Column
志・形・属
「1代目が創り、2代目が守る。3代目が創り、4代目は守る。100年続く経営とはその繰り返しなんだ」。
こう話すのは、香川県の老舗日本茶専門店を継いだ3代目の若手社長。丁寧な手作業でお茶をつくる女性たちの姿を伝え、地域性や原材料への理解につなげたいと考えます。そして、茶葉の昔ながらのパッケージを、「お茶摘みのおばちゃん」の可愛いイラストと活動を伝える写真のものに一新し、生産者にもお客さまにも喜ばれる人気のお茶へと生まれ変わらせました。
このエピソードは、当社グループのコーポレートサイトで連載しているインタビュー企画、「ブランドたまご」でご紹介したものです。博報堂の若手社員たちが、新しいブランドの担い手の方たちを訪ね、ブランドづくりのヒントとなるような発見や気づきを探り、発信しています。ここで言う新しいブランドとは、数年以内に生まれ、日本各地に古くからある素材や技術、商品や産業を活かしながら、新しい発想で革新を起こしているものです。
冒頭の方のほかにも、醸造業から視点を昇華させ、保存食をつくろうと「乾燥」に着目し、ハート型の乾燥レモンとティーバッグのセットが人気を博した、山口県にある醸造業の8代目社長。擦って火をつけるというマッチの行為そのものに着目し、擦って火をつけるお香の開発に結びつけた、神戸のマッチ会社の若き社長など。伝統を守りながら革新を起こした方たちにご登場いただいています。
それぞれの成功では、社会にとって有意義な、魅力ある個性=らしさのあるブランドをつくる上で大切な要素がおさえられています。その大切な要素とは「志・形・属」の3つです。ブランドの理念やビジョン、将来像を表す「志(こころざし)」。ブランドらしさを体現する象徴的な商品やサービスを表す「形(かたち)」。さらにブランドに共感し、応援するサポーターやコミュニティにも着目した「属(ぞく)」です。

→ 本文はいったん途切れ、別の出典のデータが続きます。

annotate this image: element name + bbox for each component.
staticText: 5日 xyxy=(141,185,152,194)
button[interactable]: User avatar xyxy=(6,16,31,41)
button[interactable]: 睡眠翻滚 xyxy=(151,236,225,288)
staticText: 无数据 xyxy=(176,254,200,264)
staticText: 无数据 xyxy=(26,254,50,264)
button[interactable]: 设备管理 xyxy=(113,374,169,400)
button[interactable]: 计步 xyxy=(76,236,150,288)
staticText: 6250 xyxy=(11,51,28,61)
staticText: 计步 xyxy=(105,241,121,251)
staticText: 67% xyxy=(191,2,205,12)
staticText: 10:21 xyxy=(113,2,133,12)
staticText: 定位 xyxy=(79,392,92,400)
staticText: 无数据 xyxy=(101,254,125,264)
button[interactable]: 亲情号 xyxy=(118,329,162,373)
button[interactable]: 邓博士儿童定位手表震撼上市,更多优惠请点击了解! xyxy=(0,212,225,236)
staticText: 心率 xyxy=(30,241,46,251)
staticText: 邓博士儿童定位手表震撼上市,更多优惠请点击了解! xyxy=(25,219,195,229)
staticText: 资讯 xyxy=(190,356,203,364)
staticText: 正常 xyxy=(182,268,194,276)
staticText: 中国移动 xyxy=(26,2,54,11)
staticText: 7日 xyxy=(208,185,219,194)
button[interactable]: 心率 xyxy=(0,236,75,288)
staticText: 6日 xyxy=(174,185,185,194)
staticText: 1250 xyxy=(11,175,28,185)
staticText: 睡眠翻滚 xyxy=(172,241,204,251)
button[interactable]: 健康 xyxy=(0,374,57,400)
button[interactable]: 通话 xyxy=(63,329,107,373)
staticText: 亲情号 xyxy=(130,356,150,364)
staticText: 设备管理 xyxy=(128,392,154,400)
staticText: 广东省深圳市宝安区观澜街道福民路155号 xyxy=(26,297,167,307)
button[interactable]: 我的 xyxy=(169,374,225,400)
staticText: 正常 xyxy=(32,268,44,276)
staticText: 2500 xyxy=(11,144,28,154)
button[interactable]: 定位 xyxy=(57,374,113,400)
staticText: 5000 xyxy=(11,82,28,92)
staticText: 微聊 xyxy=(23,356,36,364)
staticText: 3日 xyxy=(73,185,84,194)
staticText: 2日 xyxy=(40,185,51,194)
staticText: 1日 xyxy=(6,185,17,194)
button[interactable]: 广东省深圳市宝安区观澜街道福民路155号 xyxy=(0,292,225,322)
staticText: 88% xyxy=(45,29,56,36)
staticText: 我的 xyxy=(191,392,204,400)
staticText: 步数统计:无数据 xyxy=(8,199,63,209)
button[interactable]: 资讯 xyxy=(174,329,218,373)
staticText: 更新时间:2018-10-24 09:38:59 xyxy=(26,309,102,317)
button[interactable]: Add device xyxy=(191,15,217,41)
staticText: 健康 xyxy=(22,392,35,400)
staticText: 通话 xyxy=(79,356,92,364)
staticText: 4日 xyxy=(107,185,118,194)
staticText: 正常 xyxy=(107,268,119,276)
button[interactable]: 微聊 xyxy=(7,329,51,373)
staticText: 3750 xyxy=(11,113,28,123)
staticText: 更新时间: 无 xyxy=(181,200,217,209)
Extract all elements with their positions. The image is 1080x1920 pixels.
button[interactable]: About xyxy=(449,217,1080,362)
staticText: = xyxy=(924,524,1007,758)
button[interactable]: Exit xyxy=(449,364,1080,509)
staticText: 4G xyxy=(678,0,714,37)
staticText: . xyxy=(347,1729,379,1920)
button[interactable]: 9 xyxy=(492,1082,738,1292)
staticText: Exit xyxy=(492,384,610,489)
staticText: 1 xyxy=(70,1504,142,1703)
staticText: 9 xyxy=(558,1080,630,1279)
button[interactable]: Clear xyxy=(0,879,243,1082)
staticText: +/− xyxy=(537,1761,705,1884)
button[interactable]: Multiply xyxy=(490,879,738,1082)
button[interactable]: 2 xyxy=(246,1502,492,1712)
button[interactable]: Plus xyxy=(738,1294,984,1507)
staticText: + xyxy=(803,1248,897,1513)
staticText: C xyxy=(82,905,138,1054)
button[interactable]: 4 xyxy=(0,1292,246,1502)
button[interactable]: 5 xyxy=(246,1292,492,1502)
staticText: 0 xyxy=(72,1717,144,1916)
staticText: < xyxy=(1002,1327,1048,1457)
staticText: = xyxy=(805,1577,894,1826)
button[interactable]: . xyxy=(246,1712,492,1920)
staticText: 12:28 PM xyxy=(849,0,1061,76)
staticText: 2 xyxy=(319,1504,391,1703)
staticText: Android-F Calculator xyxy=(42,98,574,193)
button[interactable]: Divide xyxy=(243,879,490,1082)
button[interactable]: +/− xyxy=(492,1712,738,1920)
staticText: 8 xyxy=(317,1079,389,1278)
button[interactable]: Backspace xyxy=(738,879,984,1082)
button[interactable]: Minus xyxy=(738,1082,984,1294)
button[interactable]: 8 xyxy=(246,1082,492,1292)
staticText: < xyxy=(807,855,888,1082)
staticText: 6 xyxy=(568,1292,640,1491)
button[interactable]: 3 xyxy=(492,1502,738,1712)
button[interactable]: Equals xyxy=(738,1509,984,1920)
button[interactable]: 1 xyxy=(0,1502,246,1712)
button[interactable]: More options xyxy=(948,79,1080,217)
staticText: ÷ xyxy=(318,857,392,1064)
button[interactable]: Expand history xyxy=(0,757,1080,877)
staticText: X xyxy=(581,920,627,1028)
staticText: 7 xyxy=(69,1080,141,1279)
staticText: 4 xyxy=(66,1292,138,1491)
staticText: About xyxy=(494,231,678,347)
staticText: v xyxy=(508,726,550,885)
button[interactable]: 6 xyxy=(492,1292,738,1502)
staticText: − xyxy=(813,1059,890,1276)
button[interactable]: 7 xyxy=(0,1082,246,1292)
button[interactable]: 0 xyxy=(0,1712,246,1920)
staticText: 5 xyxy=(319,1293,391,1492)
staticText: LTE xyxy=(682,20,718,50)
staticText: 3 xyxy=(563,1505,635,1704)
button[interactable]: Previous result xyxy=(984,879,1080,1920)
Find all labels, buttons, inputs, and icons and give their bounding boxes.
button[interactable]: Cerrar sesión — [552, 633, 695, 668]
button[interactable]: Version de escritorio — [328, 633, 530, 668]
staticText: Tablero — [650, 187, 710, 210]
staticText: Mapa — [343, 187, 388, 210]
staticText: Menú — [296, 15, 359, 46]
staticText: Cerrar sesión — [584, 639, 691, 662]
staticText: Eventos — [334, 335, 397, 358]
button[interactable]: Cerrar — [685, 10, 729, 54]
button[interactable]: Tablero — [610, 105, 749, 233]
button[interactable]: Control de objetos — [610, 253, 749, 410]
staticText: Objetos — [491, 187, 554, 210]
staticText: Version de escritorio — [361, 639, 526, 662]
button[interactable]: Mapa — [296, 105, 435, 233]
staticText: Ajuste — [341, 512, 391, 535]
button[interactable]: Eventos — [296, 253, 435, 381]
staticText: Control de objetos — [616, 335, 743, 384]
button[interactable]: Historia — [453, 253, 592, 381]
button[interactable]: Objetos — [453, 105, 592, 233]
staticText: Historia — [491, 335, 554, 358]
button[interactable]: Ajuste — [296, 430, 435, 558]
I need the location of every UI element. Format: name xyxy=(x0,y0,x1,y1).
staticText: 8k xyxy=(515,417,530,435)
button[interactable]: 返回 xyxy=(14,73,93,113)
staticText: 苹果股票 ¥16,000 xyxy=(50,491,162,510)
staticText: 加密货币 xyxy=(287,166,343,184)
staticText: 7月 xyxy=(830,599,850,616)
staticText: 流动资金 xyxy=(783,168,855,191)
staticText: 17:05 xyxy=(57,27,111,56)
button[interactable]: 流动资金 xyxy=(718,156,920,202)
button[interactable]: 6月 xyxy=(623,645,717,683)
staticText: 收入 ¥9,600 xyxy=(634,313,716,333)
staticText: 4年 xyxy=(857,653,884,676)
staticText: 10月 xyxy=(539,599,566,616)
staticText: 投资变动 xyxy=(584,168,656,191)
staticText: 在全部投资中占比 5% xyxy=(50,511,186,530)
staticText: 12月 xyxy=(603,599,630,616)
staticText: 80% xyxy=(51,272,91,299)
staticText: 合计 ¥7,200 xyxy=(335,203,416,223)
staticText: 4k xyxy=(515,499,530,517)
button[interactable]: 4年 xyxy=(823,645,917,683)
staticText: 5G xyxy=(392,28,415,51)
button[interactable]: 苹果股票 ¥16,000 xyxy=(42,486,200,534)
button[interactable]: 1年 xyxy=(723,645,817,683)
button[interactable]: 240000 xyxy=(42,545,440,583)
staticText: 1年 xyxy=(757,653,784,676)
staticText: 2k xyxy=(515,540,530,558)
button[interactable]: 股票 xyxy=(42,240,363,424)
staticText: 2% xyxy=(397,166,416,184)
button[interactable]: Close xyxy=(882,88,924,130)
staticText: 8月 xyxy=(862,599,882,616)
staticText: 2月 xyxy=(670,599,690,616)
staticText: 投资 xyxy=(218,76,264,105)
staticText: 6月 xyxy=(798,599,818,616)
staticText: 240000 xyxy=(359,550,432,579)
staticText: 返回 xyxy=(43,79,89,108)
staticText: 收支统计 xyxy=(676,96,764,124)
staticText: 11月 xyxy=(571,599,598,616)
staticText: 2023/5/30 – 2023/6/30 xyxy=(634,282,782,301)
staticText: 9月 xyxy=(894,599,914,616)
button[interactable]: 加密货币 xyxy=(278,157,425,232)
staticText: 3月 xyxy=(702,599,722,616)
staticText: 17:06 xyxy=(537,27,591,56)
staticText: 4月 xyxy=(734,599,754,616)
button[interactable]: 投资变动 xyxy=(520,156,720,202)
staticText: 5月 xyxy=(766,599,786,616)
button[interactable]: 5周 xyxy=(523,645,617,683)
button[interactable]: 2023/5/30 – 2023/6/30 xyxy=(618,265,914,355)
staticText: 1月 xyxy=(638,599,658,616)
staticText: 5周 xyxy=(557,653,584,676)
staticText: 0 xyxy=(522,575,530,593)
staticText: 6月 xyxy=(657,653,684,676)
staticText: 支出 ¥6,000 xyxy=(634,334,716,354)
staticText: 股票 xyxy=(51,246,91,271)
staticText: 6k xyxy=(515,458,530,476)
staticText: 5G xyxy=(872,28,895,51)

世界で生まれる最先端のイノベーションから学ぶことは、もちろん沢山あります。一方で「ブランドたまご」でご紹介した、伝統を守りながら革新を起こした方たちは、「志・形・属」を具現化して新たなブランドを生み出しました。自分たちが受け継いできた事業の志を振り返り、未来へ思いを馳せる。伝統的な技術や素材の魅力を見つめなおす。地域や周囲の方たちと築いてきた絆を大切にする。そして、新たな発想を形にする。そこから、日本流のイノベーションは生まれてくるのかもしれません。